Frederico Bussinger
O fato é local. Mas a repercussão pode ser nacional.
Nova ligação seca Santos-Guarujá é o tema. Mas a travessia até concretizá-la pode legar lições sobre a importância de análises mais racionais, debates mais embasados, e processos decisórios mais transparentes, participativos, conclusivos e consequentes. E, no momento em que setores, arranjos e práticas arraigadas no País estão sendo repensados, esse laboratório santista pode ser uma ponte para novo modo de tomada de decisões estratégicas, de relação sociedade-poderes públicos; e vice-versa.
Nas últimas semanas andamos 2 ou 3 casas. i) O processo tornou-se público: inicialmente, como marca desses dias, por meio da mídia e redes sociais; depois, como nos velhos e bons tempos, pelo calor da recente, longa e concorridíssima audiência pública. ii) Prós e contras da ponte foram debulhados e, por contraposição, muitos do túnel também. iii) Interesses econômicos e políticos começaram a ser explicitados; essencial para que, legitimamente, passem a ser tratados como variável de planejamento. E numa boa! Muitos avanços; pois.
Mas, até porque a discussão foi oficialmente aberta, essencial que fatos relevantes sejam esclarecidos. P.ex: i) nem filantropia nem obra a fundo perdido: ponte ou túnel seriam pedagiados; ii) o traçado da ponte “se assemelha”, sim, a um dos 11 analisados pela DERSA em 2011 (RIMA); mas vale também ser lembrado que, daquele estudo, a alternativa, ao final escolhida, não foi nem ponte nem a diretriz da Ilha Barnabé; iii) alternativas às balsas são vistas como voltadas à mobilidade urbana; mas o são para o tráfego marítimo de igual forma; iv) sem dados de tráfego difícil avaliar-se implicações das opções: se existem estudos de demanda específicos, eles precisam ser divulgados; mesmo porque os do Plano Mestre sustentam a alternativa-túnel; v) incluir-se o empreendimento nas concessão tem vantagens, pode encurtar prazos; mas não há como se garantir que esse contorcionismo terá o aval dos órgãos de controle, cada vez mais restritivos.

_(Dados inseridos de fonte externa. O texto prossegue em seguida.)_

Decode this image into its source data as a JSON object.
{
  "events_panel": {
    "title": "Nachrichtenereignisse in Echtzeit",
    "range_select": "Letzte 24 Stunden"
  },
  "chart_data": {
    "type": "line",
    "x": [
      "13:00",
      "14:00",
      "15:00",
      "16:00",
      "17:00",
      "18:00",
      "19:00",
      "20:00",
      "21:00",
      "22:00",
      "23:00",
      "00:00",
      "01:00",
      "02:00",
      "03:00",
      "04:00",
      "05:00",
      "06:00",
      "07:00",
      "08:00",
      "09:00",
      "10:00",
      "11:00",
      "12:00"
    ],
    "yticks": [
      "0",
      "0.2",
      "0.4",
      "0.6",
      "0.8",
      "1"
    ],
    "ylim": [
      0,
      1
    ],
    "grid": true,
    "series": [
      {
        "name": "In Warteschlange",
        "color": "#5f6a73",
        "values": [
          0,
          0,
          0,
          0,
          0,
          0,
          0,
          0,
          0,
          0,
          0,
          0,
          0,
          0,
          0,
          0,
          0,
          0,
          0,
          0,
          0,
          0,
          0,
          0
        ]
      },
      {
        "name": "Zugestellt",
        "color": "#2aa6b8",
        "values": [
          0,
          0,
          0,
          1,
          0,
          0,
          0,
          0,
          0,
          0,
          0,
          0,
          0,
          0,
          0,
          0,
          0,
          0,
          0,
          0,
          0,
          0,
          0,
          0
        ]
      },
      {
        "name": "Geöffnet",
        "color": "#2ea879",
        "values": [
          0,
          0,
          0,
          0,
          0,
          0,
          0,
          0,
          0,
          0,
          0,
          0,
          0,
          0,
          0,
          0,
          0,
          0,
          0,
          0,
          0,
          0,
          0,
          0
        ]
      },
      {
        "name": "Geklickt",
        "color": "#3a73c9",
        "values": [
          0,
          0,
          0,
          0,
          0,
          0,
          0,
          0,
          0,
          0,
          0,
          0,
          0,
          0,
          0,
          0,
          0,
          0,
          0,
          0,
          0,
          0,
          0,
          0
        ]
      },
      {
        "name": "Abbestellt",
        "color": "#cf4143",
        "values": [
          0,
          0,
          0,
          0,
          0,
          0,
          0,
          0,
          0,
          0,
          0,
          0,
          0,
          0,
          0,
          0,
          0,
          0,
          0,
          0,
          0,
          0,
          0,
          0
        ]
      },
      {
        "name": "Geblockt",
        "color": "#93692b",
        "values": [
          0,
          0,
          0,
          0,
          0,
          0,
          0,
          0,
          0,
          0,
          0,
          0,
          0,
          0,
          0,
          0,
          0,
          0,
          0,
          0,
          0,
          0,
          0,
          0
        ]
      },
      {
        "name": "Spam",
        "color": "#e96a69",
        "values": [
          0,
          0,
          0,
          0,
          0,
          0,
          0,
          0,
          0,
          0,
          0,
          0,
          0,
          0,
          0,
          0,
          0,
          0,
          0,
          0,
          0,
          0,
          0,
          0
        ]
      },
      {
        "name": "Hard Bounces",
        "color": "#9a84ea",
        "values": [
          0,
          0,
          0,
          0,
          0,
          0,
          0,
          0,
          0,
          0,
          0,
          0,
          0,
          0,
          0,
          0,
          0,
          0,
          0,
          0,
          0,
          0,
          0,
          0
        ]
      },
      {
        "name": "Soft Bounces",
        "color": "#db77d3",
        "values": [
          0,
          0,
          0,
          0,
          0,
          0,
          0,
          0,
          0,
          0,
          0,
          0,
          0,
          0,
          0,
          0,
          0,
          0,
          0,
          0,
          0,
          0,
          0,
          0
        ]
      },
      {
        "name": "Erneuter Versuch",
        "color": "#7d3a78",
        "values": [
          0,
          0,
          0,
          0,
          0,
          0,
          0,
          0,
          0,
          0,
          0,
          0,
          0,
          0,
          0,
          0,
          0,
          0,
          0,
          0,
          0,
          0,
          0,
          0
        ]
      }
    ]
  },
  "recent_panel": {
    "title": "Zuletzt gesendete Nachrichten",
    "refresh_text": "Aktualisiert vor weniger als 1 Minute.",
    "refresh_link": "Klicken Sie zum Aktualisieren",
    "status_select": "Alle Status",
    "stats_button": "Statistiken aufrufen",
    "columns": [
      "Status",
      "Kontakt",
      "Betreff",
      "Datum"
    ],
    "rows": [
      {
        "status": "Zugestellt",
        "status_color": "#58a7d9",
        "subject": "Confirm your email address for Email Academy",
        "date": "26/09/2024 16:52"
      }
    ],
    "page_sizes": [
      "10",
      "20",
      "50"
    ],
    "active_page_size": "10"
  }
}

Importante, ademais, refletir-se sobre ritos e enunciados axiomáticos: i) O CONSEMA, sem votos contrários, com base em Parecer Técnico de 155 pgs da CETESB (28/MAR/2014), licenciou o túnel da DERSA logo a seguir. Curioso é; mas nada impede que DERSA mude de ideia ou que CONSEMA licencie também a ponte. Mas, até por “economia processual”, o episódio indica a conveniência de só se iniciar licenciamentos de projetos consolidados e legitimados junto à sociedade; ii) metodologicamente a análise de outras alternativas não deveria ser feita cotejando-se suas vantagens e desvantagens em relação à alternativa detalhada e já licenciada? iii) após quase um século de espera, é crível que numa mesma geração sejam implantados ponte e túnel?
Nossa forma de planejar e gerir também ganharia, e muito, se do processo resultasse a prática de alinhamento de tantos planos: PNLT, PNL, PNLP, Plano Mestre e PDZ portuários, PDUI, PDLT, planos diretores e de mobilidade municipais. Talvez, até, seja essa uma oportunidade de finalmente União, Estado e Municípios exercitarem a tal da governança interfederativa; pilar do “Estatuto da Metrópole” (Lei nº 13.089/15), mas que nesses últimos anos segue desafiando juristas, planejadores e gestores.